Job Title: Sr. Data Engineer
Job Duration: 6 months contract
Job Location: San Francisco, CA, Hybrid (San Fran)/2 days a week between Tues through Thurs
Our Client is looking for an experienced Data Engineer to support the Marketing Solutions execution of complex data development and database efficiency, with a deep focus on improving the data quality, accuracy and timeliness for marketing related products. This role will interact directly with Engineering teams to optimize data operations for product metrics to surface insights at terabyte scale, globally. As our data and business needs increase, we continue to iterate and evolve our processes, best-practice documentation, and deep-dive retrospectives to inform our go/no go decision making. Ultimately to be successful, the individual should feel comfortable advising a team of data professionals, navigating our tech stack, and recommending solutions to complex data problems. Our team is highly collaborative, open and honest, and brings a low-ego, high impact mindset to work!
Responsibilities:
Design, develop, and manage data pipelines and workflows to enable efficient and accurate data processing using Trino SQL/Spark SQL warehoused in HDFS datasets.

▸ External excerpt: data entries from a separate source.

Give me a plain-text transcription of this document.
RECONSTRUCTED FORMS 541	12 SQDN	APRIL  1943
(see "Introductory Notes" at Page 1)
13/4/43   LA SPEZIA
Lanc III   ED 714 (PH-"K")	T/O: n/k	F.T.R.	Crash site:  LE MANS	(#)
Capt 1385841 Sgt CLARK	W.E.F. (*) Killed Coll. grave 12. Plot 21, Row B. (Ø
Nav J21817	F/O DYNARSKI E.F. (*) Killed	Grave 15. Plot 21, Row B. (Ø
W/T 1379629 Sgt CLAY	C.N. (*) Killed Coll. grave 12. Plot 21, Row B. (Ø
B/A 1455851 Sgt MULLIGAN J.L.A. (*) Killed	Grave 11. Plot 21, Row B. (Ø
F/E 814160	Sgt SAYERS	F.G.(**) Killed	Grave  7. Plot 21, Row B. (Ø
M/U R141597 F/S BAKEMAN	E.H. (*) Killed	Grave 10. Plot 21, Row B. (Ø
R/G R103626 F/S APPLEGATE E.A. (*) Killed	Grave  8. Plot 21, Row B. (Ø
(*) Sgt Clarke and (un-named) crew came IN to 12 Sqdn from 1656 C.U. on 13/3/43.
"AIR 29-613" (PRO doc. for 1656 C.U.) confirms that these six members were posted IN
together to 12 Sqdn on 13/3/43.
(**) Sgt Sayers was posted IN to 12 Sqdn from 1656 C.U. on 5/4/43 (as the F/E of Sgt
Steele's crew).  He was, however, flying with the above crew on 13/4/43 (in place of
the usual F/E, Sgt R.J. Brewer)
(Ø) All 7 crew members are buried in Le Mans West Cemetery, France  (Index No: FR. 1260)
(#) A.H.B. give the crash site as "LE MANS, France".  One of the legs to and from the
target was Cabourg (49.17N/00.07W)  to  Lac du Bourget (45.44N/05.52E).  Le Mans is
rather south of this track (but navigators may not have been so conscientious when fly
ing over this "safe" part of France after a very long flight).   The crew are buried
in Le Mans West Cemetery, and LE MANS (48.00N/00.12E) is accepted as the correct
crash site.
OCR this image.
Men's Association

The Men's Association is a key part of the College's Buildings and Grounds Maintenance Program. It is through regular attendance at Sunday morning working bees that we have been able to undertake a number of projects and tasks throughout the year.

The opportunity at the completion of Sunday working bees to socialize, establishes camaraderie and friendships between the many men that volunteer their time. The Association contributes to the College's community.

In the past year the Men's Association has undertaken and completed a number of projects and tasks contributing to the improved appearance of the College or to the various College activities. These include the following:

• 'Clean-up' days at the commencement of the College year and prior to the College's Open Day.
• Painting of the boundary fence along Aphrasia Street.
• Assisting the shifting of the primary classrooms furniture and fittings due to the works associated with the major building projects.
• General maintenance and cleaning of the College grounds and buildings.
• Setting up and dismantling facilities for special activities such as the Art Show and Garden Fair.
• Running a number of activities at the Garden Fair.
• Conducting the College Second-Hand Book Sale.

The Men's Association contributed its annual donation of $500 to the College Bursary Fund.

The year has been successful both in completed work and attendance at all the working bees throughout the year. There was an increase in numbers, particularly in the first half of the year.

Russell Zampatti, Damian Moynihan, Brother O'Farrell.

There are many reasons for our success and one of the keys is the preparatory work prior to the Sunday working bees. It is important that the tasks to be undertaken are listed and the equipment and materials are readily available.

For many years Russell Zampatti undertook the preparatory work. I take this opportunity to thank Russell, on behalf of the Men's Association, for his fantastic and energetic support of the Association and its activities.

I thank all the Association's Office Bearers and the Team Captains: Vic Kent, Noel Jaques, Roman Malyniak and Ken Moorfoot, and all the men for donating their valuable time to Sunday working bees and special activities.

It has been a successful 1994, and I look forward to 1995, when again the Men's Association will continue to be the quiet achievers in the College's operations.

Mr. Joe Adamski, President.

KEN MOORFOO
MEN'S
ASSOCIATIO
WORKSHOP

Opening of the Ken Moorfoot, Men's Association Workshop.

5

Effectively performs code designs and reviews/approves test cases.
Implement data quality checks and audits to maintain high data accuracy and integrity.
Produces elegant and efficient designs, high performance, and scalable code that allows for easy extension to future needs.
Collaborate with cross-functional teams, especially data engineering, to understand data requirements and implement robust data solutions.
Work closely with data domain experts to gather data requirements, translate business needs into technical specifications, and communicate data insights effectively for sales representative workflow efficiency.
Optimize data storage for performance and scalability, ensuring efficient data Extraction, Transformation and Load (ETL).
Develop and maintain documentation related to data pipelines, QA, metrics, and data policy as it relates to best practice, compliance and GDPR.
Stay up to date with industry best practices and emerging trends in data engineering and analytics, including Generative AI as it impacts our data operations.
Qualifications:
2+ years in using SQL and experience optimizing SQL databases for performance (Trino SQL, or Spark).
Demonstrated experience in managing data pipelines (like HDFS), data repository (like GitHub), workflows (like Apache Airflow), and ETL (best practice coding).
Ability to communicate complex technical concepts to both technical and non-technical individuals.
Experience working with multiple stakeholders, setting project priorities and delivering on Objectives and Key Results (OKRs).
Experience automating script changes in Python.
Preferred Qualifications:
BA/BS in engineering, computer science, or related technical field (such as statistics, or data science).
Excellent analytical skills, designing data workflows and analyzing data for anomalies, or setting data quality thresholds via automated solutions.
Familiarity with data governance principles
Program Manager experience
Demonstrated experience in managing data pipelines in HDFS
Experience running a scrum team and using Jira.
Spark SQL
Suggested Skills:
Data Analysis
Project Management
Data Engineering